Personal details
- Born: c. 1812 Philadelphia, Pennsylvania
- Died: April 29, 1878 Sonoma, California
- Spouse(s): Susan H. Brayton (m. 1850, d. 1871), Rachel J. Sears (m. 1874)
- Profession: Army, politician

Military service
- Allegiance: California
- Rank: General

= Jacob R. Snyder =

American politician

Jacob R. Snyder (c. 1812 - 1878) served in the California legislature and during the Mexican–American War he served in the US Army.

==Biography==
Snyder was born in about 1812 in Philadelphia, Pennsylvania. His father, John Snyder was a flour merchant. His life was influenced by his father's business. In 1834, he started to settle himself on the bank of the Ohio River (the present town of Albany, Indiana) which was almost unbroken forest. He removed to California in 1846. Sometimes he was with military affairs.

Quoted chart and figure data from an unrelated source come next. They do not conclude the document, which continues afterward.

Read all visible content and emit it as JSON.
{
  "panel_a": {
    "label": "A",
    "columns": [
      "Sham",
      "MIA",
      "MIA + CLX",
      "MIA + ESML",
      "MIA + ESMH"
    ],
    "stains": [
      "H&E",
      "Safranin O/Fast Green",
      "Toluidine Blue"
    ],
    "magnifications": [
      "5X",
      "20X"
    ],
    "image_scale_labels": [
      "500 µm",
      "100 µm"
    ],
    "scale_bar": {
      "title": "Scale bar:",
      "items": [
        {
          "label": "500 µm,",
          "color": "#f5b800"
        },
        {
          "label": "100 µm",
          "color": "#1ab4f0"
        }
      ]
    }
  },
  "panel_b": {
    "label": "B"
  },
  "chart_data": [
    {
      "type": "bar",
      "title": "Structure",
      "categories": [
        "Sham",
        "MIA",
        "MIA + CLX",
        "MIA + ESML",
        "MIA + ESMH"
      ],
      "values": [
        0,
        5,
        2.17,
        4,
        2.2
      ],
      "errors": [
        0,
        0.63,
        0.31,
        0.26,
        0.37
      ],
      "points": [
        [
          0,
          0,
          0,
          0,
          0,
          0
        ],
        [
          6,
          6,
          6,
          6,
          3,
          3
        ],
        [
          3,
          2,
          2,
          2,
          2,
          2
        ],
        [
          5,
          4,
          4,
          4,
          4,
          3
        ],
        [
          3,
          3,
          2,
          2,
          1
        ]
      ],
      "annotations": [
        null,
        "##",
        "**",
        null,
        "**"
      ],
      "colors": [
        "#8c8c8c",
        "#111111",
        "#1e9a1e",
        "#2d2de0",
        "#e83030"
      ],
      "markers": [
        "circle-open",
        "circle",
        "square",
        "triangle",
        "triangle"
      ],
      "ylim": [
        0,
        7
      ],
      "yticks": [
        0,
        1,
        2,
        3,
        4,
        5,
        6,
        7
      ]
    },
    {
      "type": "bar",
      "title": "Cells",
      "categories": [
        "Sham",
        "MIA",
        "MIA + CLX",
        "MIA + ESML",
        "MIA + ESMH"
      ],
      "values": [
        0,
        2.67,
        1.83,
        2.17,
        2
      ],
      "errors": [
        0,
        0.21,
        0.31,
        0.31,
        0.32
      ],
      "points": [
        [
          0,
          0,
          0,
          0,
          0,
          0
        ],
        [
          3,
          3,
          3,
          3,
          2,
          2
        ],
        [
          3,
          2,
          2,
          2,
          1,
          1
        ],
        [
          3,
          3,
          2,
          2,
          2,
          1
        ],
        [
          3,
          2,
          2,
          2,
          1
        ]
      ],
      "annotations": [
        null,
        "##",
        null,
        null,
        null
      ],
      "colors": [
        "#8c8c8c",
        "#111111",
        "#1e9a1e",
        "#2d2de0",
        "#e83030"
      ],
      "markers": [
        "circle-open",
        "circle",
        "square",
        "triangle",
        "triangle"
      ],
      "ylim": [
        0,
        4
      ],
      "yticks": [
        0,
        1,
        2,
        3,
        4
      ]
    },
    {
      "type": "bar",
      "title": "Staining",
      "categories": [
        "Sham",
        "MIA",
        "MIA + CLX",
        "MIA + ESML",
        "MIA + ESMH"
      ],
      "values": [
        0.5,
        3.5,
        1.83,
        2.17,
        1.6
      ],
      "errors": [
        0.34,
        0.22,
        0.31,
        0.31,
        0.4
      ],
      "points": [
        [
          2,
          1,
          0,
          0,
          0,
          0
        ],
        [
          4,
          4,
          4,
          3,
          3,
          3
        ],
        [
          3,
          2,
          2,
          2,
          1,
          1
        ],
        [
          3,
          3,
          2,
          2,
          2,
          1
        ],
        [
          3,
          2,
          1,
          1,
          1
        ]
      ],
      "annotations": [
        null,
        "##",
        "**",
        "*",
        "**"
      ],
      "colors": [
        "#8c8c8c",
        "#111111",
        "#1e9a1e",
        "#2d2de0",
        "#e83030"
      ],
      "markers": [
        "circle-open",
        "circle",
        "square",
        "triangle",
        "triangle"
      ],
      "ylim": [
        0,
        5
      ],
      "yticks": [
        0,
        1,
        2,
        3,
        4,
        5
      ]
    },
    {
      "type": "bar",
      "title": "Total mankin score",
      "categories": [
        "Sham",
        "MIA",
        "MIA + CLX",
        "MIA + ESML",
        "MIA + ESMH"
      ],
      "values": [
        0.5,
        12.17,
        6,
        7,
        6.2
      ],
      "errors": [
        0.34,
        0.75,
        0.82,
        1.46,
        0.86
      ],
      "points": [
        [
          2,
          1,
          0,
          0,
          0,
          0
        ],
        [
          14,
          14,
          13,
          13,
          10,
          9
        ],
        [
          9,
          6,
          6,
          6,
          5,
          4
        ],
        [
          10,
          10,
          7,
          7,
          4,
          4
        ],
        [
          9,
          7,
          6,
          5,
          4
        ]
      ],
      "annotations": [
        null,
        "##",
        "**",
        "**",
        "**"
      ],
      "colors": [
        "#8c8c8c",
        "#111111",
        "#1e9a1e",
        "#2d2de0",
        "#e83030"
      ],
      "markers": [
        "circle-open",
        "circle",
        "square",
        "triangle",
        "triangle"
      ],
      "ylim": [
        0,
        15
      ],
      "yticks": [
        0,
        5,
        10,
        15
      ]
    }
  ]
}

Governor Mason appointed him Surveyor-General of the Middle Department of California. He was Quartermaster of Fremont's California Battalion and held an office until last moment of the Mexican war. From San Francisco, Snyder received the Senatorial nomination in 1851 and was elected by a large majority. He became a member of the banking firm of James King & Company the previous year. He was appointed a responsible position, United States Assistant Treasurer at San Francisco by President Franklin Pierce in 1853.

Snyder retired from the cares of office in 1862. He spent his last days in his residence in Sonoma Valley and died on 29 April 1878.